The Nigerian Ports Authority has threatened to sever ties with its joint ventures partners unless they come clean on recently-uncovered allegations of corruption, PREMIUM TIMES has learnt.
The threat was handed down at a meeting Thursday, as ports’ management officials scrambled to contain the fallout of an audacious bribery scandal that calls the operational ethics of the agency into question.
The suspicious activities of Bonny Channel Management Limited (BCML) were put in the spotlight by a PREMIUM TIMES’ report which detailed how the technical partners were indicted in Switzerland for bribing former NPA officials to fast-track payments for contract awards.
The Managing Director of the NPA, Hadiza Bala Usman, reprimanded BCML officials and demanded they furnish her with all they knew about the bribery allegations or risk prompt termination of their partnership, two sources with details of the meeting, which held in Lagos, told PREMIUM TIMES.
The BCML runs the Bonny Channel Company (BCC) with the NPA in a joint-venture — public-private partnership.
The BCML is a consortium of technical partners that include Dredging International Services (Cyprus) Ltd, Vinci, IPEM and Dapesa Limited.
The NPA holds 60 per cent stake in the BCC while the BCML controls 40 per cent.
On its website, the BCC said its responsibility was to “create and maintain a safe navigational passage for all marine users to and in the Eastern Ports of Bonny Island, Onne, Okrika and Port-Harcourt”.
As PREMIUM TIMES reported last week, Swiss prosecutors, in early May, named four former Nigerian government officials in a multinational bribe scandal relating to contract awards at the NPA.
A former Managing Director of the agency, Adebayo Sarumi; a former Managing Director of NPA’s Eastern Ports, Felix Ovbude; a former Executive Director of Finance at the NPA, Abba Murtala Mohammed; and Sullivan Nwankpo, ex-President Goodluck Jonathan’s special adviser on technical matters, were said to have received illicit payments from a firm working for the NPA.
Swiss authorities believe Daniel Afam-Obi, a former executive assistant to Mr. Nwankwo, acted as a front for his principal.
They were indicted alongside Dredging International, one of the technical partners that was sentenced to a fine of one million Swiss Francs and asked to refund 36 million Swiss Francs in illegal profits for allegedly making the illicit payments to the Nigerian officials.
While Messrs Sarumi, Ovbude and Mohammed allegedly collectively received $2.6 million in kickbacks, Mr. Afam-Obi was said to have been paid $157,000 for unknown reasons.
Another $18 million was passed to companies in which some yet unknown Nigerian officials have interests.
Mr. Sarumi, a 72-year-old retired maritime official who led the NPA from October 15, 2003 to May 2007, denied the allegations while Mr. Ovbude claimed ignorance of the matter, even though he was once quizzed by the EFCC over the case, our report said.
In her reaction to the original story, Ms. Bala Usman had said last week that a “deeply embarrassed” NPA management would open an inquiry into the allegations and bring all culpable individuals to book.

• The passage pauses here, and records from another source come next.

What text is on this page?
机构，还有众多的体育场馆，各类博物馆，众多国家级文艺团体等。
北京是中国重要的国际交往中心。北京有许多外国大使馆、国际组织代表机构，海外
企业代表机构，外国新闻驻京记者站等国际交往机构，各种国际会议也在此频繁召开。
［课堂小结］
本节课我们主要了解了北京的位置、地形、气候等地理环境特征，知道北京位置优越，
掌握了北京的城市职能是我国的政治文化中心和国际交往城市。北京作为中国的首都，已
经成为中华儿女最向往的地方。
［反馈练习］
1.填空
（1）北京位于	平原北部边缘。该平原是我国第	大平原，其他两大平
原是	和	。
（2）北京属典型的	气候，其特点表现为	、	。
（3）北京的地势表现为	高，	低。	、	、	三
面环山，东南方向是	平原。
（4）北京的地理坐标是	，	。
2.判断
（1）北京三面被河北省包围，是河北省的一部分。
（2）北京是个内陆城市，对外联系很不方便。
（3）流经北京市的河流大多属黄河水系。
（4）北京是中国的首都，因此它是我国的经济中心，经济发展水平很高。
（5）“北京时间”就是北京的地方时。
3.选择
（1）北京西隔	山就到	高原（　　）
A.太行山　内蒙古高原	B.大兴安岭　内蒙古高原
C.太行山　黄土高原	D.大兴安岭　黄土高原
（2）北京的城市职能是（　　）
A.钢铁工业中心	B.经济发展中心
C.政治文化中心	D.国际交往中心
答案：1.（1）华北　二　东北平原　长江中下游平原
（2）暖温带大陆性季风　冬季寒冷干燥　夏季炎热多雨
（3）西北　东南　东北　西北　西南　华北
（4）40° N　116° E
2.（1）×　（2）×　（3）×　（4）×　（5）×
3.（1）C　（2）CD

“We are reviewing the indictments and we will call for a full-scale investigation as it relates to companies and individuals in Nigeria said to have been involved,” Ms. Bala Usman said. “This corruption revelation is a helpful development.”
Our sources said Ms. Bala Usman informed the BCML officials that the Economic and Financial Crimes Commission will be invited to investigate the indictment by Swiss authorities and other suspicious deals.
The NPA will also seek legal clarification from the Attorney-General of the Federation, Abubakar Malami, on how to review subsisting terms of the joint-venture.
Mr. Malami’s predecessor, Mohammed Bello Adoke, had told Swiss authorities in 2012 that Mr. Sarumi and other Nigerians named in the bribery did no wrong and could not be prosecuted, a claim that shocked authorities of that European country.
Mr. Adoke told the Swiss that he directed the EFCC to investigate the matter, but the anti-graft agency found no evidence of bribery and exonerated all participants.
Yet, an EFCC source familiar with the investigation at the time told PREMIUM TIMES there was no truth in the former AGF’s claim, especially since the individuals were public officials at the time the alleged crime took place.
“These were public officers and there is no way we could have told the minister they received legitimate consultancy fees,” the source said. “We only sent him our findings. Sad that he drew inaccurate conclusion.”
“The NPA is very worried about dealing with joint-venture partners going forward,” one of our sources said.
But another source said, in the past, NPA officials would tactically sit on payments due to contractors until they become desperate and offer a percentage of their pay as bribes to the officials.
If the NPA terminates the joint-venture, the BCML could lose up to $70 million worth of yearly contracts from the agency, where it had received preferential business deals in violation of the country’s public procurement laws, officials said.